The Supreme Court ruled in favor of same sex marriage. The court ruled that the Constitution guarantees a nationwide right to same-sex marriage. The same sex marriage decision is a historic victory for gay rights activists who have fought for years in the lower courts.

"Michigan, Kentucky, Ohio, and Tennessee define marriage as a union between one man and one woman," reads the decision.

"The petitioners, 14 same-sex couples and two men whose same-sex partners are deceased, filed suits in Federal District Courts in their home States, claiming that respondent state officials violate the Fourteenth Amendment by denying them the right to marry or to have marriages lawfully performed in another State given full recognition. Each District Court ruled in petitioners' favor, but the Sixth Circuit consolidated the cases and reversed."

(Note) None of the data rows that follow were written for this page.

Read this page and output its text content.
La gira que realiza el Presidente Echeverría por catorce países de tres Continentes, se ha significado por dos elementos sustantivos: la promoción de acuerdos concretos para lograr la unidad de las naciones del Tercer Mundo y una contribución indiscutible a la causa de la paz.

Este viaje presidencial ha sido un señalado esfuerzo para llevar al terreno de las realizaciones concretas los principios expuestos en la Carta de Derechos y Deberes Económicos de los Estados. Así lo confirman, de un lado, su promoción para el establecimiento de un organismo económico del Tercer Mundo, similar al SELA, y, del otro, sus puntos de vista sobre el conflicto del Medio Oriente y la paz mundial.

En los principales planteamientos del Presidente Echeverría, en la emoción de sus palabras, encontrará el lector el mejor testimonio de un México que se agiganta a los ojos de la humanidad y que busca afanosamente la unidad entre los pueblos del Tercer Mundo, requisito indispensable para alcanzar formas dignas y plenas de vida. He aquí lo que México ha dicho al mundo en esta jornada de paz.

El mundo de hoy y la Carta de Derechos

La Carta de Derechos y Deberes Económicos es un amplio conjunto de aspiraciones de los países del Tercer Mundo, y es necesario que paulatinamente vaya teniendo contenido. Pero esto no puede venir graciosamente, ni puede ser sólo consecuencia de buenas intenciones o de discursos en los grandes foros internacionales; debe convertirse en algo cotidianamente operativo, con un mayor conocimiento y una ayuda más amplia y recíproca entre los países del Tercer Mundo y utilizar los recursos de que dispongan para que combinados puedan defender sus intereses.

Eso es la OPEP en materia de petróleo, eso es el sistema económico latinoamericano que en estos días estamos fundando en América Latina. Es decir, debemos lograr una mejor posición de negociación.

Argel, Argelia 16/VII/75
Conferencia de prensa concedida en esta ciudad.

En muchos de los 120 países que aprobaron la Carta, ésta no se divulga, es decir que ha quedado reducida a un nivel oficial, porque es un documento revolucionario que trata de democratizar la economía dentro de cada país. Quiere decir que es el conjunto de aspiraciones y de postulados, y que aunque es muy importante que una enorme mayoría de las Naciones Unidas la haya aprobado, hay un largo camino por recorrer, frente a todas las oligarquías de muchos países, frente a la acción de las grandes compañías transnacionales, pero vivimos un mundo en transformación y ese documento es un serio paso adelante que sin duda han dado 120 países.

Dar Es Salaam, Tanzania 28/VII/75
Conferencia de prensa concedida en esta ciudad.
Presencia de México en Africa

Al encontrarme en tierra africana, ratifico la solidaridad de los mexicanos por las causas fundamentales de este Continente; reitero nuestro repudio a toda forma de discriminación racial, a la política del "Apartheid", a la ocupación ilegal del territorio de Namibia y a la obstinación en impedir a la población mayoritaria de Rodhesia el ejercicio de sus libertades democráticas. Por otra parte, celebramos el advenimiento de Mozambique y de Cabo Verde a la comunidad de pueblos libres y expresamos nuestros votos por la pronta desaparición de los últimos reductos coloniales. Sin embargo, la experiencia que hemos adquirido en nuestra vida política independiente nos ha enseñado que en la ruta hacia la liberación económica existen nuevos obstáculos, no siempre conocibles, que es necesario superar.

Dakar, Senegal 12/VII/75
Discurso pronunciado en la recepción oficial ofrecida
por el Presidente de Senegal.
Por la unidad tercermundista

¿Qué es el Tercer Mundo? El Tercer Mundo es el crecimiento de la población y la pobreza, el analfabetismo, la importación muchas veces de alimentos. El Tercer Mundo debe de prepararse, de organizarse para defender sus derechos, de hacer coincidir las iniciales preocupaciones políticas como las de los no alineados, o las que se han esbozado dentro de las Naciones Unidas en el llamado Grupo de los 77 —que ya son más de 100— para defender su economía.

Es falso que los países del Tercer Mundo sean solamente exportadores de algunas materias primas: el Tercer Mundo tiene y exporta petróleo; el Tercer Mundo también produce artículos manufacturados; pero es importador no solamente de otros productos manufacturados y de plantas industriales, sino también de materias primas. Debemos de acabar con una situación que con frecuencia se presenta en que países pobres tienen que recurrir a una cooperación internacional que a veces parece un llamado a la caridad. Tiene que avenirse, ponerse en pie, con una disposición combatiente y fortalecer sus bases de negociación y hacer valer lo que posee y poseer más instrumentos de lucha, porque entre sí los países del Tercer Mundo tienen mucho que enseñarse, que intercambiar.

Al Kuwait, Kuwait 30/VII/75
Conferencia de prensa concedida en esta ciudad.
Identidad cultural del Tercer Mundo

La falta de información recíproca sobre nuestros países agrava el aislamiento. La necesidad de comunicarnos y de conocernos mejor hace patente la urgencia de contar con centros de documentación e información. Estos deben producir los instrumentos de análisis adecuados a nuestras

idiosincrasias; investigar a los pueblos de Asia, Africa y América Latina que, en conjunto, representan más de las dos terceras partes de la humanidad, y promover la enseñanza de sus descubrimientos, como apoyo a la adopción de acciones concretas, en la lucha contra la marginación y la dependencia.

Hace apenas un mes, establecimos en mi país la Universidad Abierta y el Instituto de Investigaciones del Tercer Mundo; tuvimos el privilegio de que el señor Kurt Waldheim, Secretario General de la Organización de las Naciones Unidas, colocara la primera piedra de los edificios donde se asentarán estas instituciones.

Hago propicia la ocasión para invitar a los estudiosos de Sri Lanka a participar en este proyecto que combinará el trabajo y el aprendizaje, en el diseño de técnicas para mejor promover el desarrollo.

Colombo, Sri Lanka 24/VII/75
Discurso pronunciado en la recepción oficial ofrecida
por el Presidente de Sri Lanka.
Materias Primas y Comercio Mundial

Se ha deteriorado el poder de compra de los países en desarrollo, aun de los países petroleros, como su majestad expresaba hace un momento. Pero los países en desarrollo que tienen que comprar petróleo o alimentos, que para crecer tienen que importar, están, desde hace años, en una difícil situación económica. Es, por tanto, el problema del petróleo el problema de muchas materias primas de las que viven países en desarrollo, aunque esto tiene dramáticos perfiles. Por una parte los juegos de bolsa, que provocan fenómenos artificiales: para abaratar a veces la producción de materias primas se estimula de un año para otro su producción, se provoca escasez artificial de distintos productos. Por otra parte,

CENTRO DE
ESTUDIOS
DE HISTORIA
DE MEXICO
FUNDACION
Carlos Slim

The court held that "The Fourteenth Amendment requires a State to license a marriage between two people of the same sex and to recognize a marriage between two people of the same sex when their marriage was lawfully licensed and performed out-of-State."

The majority opinion was written by Justice Anthony M. Kennedy after the the 5 to 4 decision. Thirty-seven states and the District of Columbia already recognize marriage equality. The remaining 13 states ban same sex unions. Public support for the law has reached record levels nationwide.

"Gay and lesbian people are equal," Solicitor General Donald B. Verrilli Jr. said in a statement. "They deserve equal protection of the laws, and they deserve it now."

The Supreme Court justices also were considering the question of whether a state is required to recognize a same-sex couple's marriage as legal if it was performed out-of-state.

Jim Obergefell, of Cincinnati, the named plaintiff in the case, along with his partner John Arthur, sued the state of Ohio in July, 2013 after they were married in Maryland, which recognizes same-sex marriage. Arthur, who was suffering from ALS, died in October, 2013. The court had to decide whether the state would list Obergefell as Arthur's surviving spouse on his death certificate.

The Obergefell case was consolidated with three others, including challenges to same-sex marriage restrictions in Tennessee, Michigan and Kentucky.

The 6th Circuit Court of Appeals ruled in November that Ohio's ban on same-sex marriage did not violate the constitution.  

President Barack Obama was the first sitting president to support marriage equality when he came out in favor of it in 2012. The Republican Party remains opposed to same-sex marriage. Sen. Ted Cruz (R-Texas) and Wisconsin Gov. Scott Walker (R) support a constitutional amendment protecting states that want to ban marriage equality.